Performance and Economy
All engines offer excellent performance and power. The entry-level 1.4-litre engine is good for driving around town whilst the 1.6-litre should be fine for the majority of people as it adds a little more power making it enjoyable to drive on the motorway, too. The 1.8-litre units are all impressive, making the 2.0-litre option pretty much unnecessary as they are all quicker, more powerful and more economical than the bigger engine. The V6 engines are the real sporty powerplants with the 2.8-litre version going from 0-60mph in just 6.9 seconds, unfortunately, the fuel efficiency does drop down to 25mpg. The 3.2-litre model is even faster, reaching 60mph in 6.4 seconds and has an economy of 24mpg.

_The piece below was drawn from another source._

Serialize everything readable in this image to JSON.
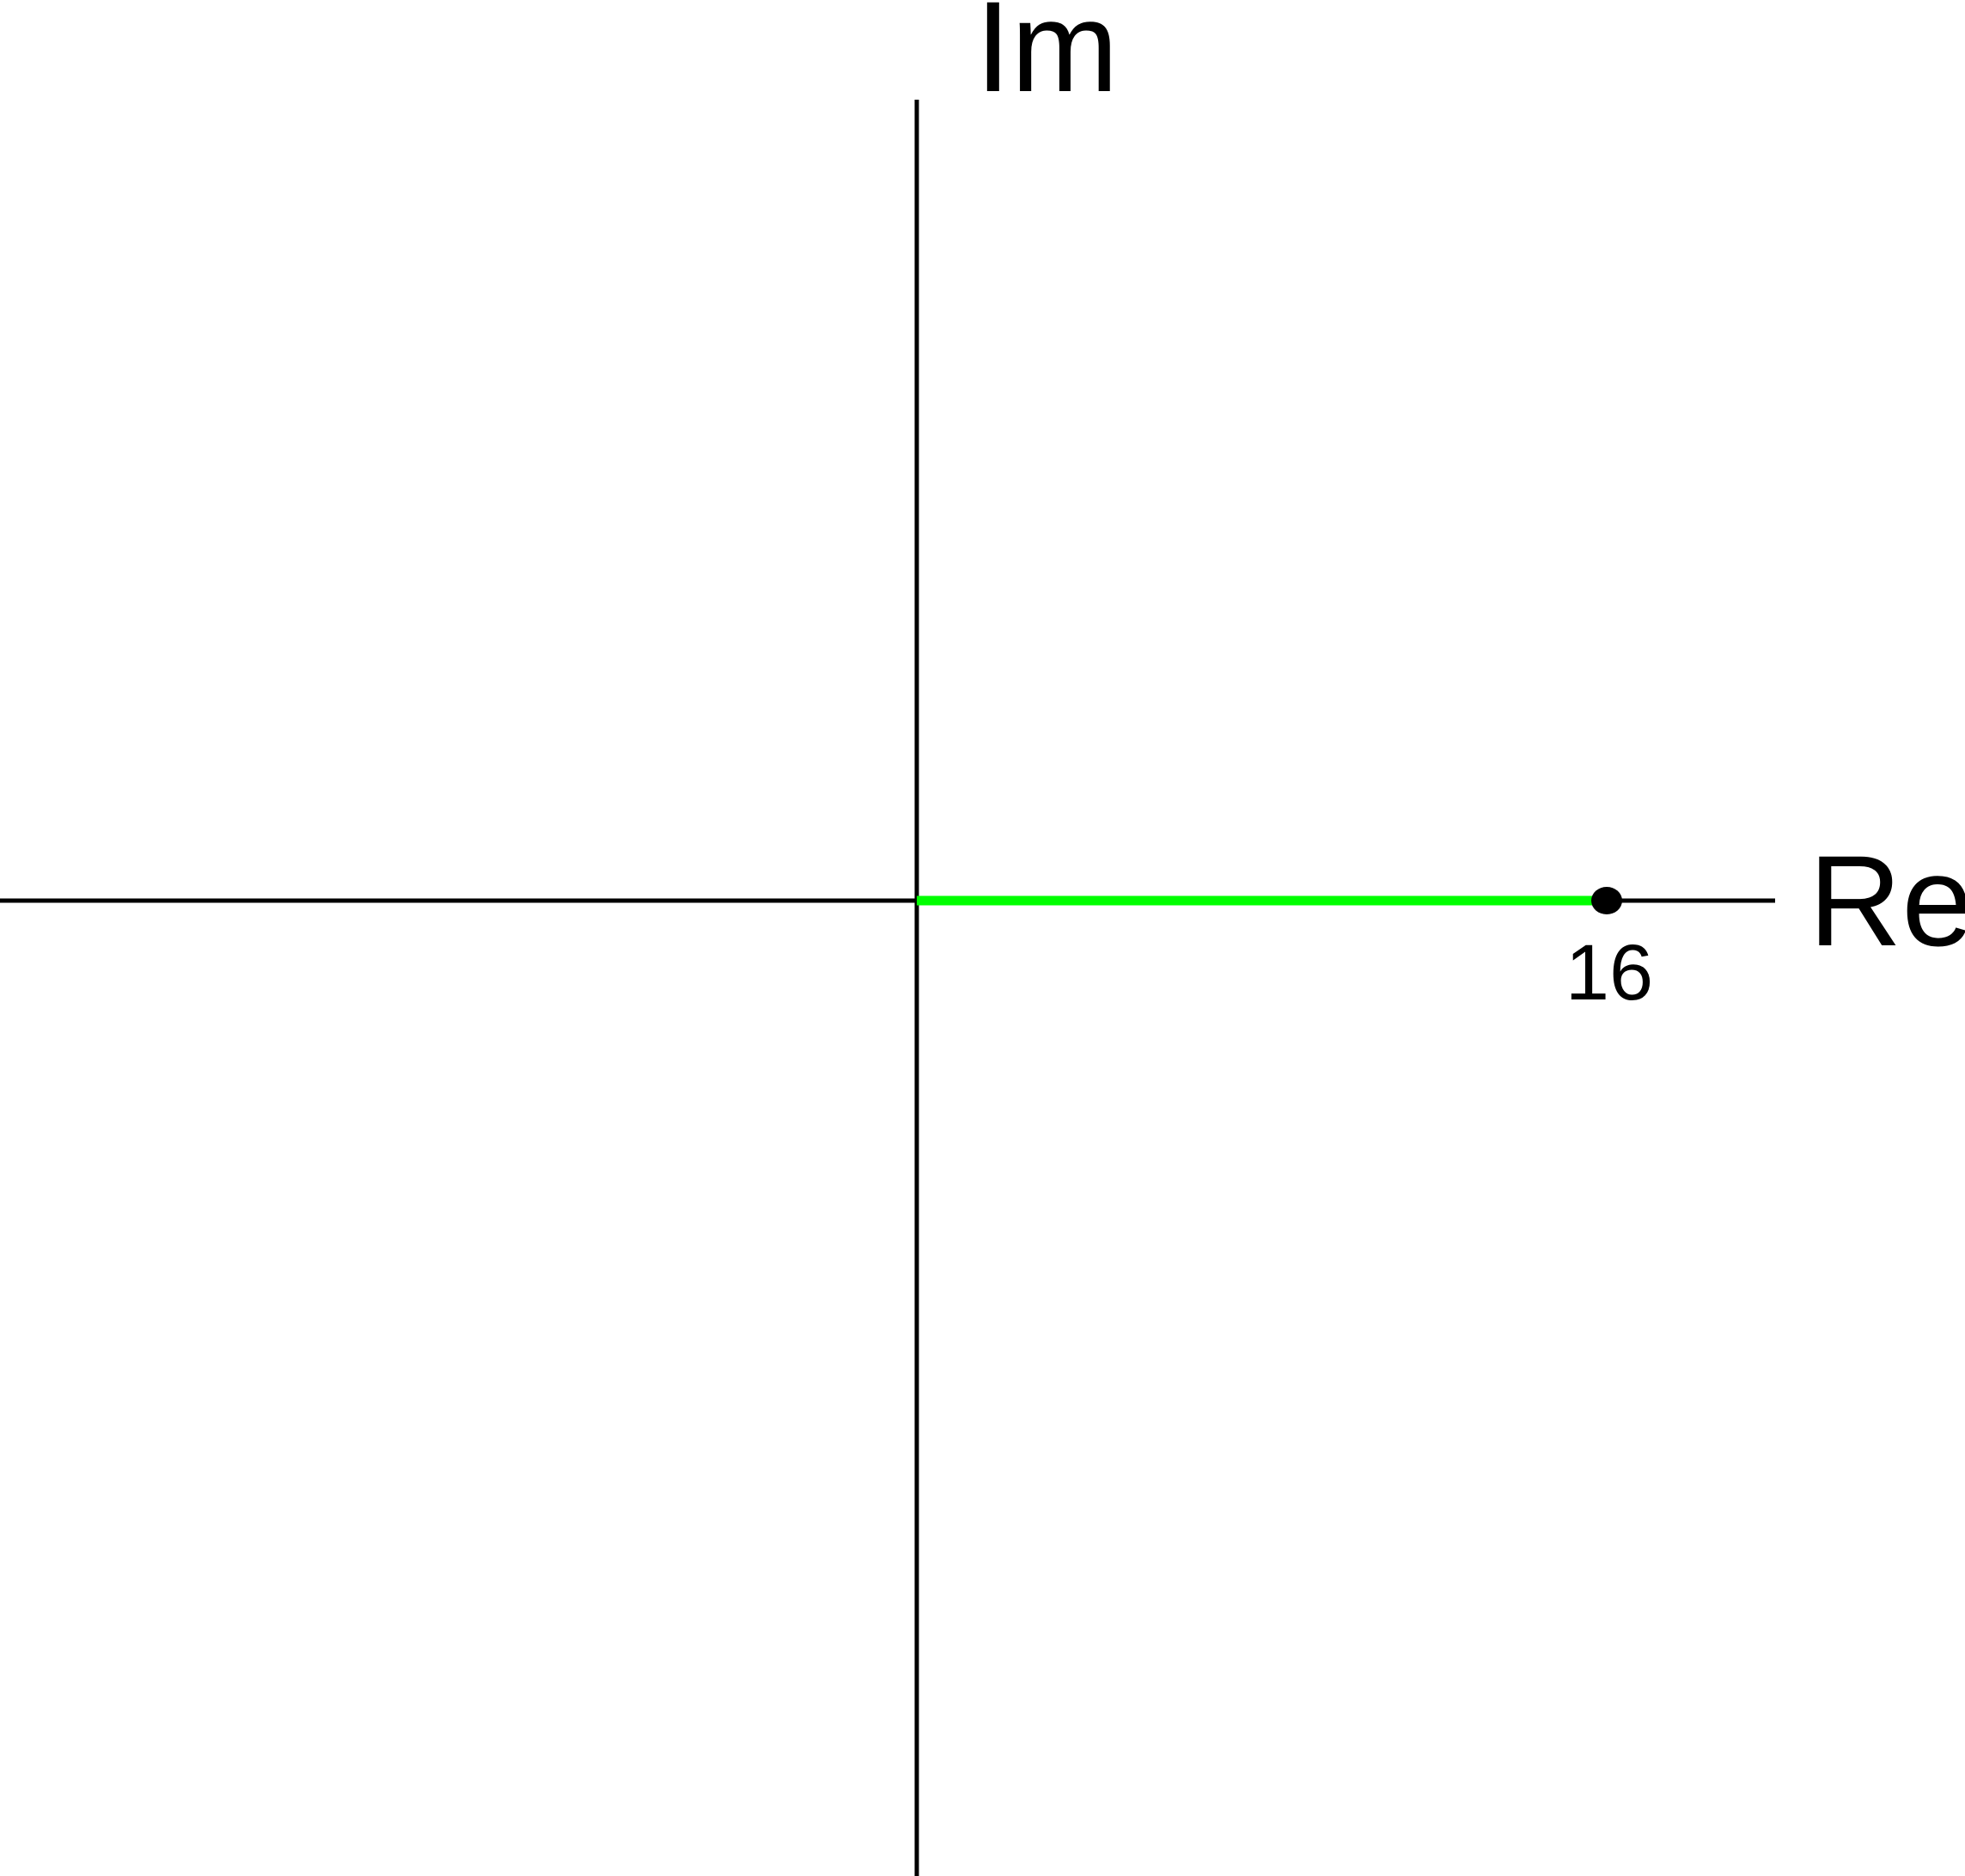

The diesel engines offer good economy, performance and are the better engines to go for. This is especially true for the estate version because the diesel engines have higher torque levels. The base 90bhp unit is the slowest and isn’t the most economical either so is best avoided. The 110bhp diesel is better, but it’s really the top three engines that prove to be more popular. The 115bhp engine reaches 60mph in 10 seconds and achieves a respectable 53mpg, which is only just behind the smaller 110bhp engine. It’s the 130bhp and 150bhp units that offer the best dynamic characteristics - the smaller unit reaching 60mph in 9.3 seconds whilst the 150bhp engine doing it a second quicker - in 8.3 seconds. They both have the same fuel efficiency of 52-58mpg.
Insurance costs vary greatly depending on the engine size, starting with group 4 for the smaller engines working its way up to group 17 for the 3.2-litre V6.
Like to Drive
This generation of Volkswagen Golf may have lost some of the edge its predecessors had over its rivals, but handling is still very good. Steering feels accurate and well-weighted, transmitting plenty of feel back to the driver. Golfs have always been popular for people that really like to drive their cars and this generation is no different. The car corners well, although there is some roll in the corners if taken at speed. The suspension provides a supple road manner soaking up bumps and potholes with ease. All in all, it feels like a very safe and fun car to drive, feeling just as at home on motorways as it does in town.
Faults and Repairs
There have quite a few problems with this generation of the Volkswagen Golf. Overall, there have been nine recalls over its lifetime, so make sure you research these and make sure that all the necessary work has been carried out. Other areas to look at are the suspension (rear bushes wear quickly and are expensive to replace), axles and the electrics as there were some glitches with the central locking and electric windows. The 130bhp and 150bhp diesel engines have been known to fail with the Turbo’s breaking, the duel mass fly wheel wearing quickly.
When it comes to servicing, the Golf will work out as being more expensive than most of its rivals, however, it is a lot more reliable so you should be able to save money on repairs.